Wrt QEMU this sounds reasonable. Wrt guest, deferring guest changes
a bit, until we have a better idea about how the host side behaves
sounds better to me than saying "this is how guests will behave,
let the host adapt to that".

> x86 will be worse than PPC, too: the special case needed to support
> QEMU 2.2 with IOMMU and virtio enabled with a Xen guest will be fairly
> large and disgusting and will only exist to support something that IMO
> should never have existed in the first place.
> 
> PPC at least avoids *that* problem by virtue of not having Xen
> paravirt.  (And please don't add Xen paravirt to PPC -- x86 is trying
> to kill it off, but this is a 5-10 year project.)
> 
> [..., reordered]
> 
> >>
> >> Except that I think that PPC is the only platform on which QEMU's code
> >> actually bypasses any IOMMU.  Unless we've all missed something, there
> >> is no QEMU release that will put a virtio device behind an IOMMU on
> >> any platform other than PPC.
> >
> > I think that is true but it seems that this will be true for x86 for
> > QEMU 2.2 unless we make some changes there.
> > Which we might not have the time for since 2.2 is feature frozen
> > from tomorrow.
> > Maybe we should disable the IOMMU in 2.2, this is worth considering.
> >
> 
> Please do.

Or at least disable it just if there are virtio devices.

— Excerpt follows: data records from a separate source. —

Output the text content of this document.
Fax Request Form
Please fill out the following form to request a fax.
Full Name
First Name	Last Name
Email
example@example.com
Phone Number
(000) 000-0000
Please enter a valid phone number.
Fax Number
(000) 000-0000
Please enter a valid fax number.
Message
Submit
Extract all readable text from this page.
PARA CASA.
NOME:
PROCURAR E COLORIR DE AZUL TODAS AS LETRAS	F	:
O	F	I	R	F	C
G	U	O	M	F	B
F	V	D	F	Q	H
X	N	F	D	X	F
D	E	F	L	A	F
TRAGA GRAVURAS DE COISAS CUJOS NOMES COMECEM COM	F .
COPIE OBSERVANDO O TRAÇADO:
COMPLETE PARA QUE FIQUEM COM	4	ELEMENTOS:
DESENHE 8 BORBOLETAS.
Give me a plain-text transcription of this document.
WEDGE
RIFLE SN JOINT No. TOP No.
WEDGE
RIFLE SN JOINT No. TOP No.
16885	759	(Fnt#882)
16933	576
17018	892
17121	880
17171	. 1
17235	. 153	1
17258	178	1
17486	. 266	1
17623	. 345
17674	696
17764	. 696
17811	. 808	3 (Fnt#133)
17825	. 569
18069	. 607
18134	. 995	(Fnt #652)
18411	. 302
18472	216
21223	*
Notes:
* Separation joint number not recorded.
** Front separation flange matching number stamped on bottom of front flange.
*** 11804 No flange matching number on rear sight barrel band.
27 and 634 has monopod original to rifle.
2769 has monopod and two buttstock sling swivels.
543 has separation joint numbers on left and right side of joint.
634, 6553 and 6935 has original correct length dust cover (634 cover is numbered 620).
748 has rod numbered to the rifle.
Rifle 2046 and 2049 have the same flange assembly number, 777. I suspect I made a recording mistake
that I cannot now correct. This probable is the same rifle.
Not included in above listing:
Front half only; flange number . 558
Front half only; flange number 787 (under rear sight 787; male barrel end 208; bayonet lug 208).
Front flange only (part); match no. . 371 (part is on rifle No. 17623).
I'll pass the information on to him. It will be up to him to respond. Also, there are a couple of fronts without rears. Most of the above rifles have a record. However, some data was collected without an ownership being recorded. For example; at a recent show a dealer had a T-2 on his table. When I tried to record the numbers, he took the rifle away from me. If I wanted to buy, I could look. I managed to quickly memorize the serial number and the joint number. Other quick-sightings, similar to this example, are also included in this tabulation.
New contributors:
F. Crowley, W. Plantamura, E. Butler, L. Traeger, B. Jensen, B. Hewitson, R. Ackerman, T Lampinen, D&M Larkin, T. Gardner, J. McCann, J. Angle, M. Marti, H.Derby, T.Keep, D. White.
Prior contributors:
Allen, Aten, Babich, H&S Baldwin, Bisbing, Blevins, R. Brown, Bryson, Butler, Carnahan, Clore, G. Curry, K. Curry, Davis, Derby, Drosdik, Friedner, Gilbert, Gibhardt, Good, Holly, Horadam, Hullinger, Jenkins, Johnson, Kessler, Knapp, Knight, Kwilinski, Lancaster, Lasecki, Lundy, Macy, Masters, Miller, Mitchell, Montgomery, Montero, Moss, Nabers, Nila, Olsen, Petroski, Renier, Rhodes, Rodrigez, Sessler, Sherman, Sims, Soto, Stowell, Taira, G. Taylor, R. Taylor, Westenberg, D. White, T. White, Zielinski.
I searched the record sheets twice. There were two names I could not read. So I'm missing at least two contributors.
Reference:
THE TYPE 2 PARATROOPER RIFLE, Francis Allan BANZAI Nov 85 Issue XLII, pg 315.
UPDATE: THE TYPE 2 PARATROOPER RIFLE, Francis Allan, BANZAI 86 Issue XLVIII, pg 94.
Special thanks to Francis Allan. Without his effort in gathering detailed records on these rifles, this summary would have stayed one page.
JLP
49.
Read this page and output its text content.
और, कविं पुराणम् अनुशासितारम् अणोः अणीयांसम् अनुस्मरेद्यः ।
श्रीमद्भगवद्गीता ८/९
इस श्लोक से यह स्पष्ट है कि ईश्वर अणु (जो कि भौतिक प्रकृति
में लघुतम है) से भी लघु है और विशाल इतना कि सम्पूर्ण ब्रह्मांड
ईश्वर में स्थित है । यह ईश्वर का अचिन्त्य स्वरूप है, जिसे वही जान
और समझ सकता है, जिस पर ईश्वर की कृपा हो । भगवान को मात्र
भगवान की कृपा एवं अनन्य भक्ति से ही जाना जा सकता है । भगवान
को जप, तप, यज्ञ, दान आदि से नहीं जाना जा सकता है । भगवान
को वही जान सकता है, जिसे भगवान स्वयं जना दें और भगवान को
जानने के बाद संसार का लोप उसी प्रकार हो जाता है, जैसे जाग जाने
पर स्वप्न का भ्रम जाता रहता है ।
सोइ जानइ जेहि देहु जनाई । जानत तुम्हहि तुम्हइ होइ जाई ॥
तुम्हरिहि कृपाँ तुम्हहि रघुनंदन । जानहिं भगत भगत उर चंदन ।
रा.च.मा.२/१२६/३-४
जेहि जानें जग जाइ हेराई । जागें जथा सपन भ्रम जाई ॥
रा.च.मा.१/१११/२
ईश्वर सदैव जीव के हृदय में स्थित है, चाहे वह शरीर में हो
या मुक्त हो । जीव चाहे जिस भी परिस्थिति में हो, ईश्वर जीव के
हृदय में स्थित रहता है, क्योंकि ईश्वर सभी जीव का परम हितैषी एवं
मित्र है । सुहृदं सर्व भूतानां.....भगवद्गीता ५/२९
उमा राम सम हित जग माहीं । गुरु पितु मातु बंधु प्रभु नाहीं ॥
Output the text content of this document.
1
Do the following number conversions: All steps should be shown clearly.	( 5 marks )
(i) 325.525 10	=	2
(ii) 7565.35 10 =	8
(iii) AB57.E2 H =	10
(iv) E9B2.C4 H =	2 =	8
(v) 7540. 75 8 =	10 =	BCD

> Also, try booting this 2.2 QEMU candidate with nested virtualization
> on.  Then bind vfio to a virtio-pci device and watch the guest get
> corrupted.  QEMU will blame Linux for incorrectly programming the
> hardware, and Linux will blame QEMU for its blatant violation of the
> ACPI spec.  Given that this is presumably most of the point of adding
> IOMMU support, it seems like a terrible idea to let code like that
> into the wild.
> 
> If this happens, Linux may also end up needing a quirk to prevent vfio
> from binding to QEMU 2.2's virtio-pci devices.
> 
> --Andy

This specific item wouldn't worry me too much.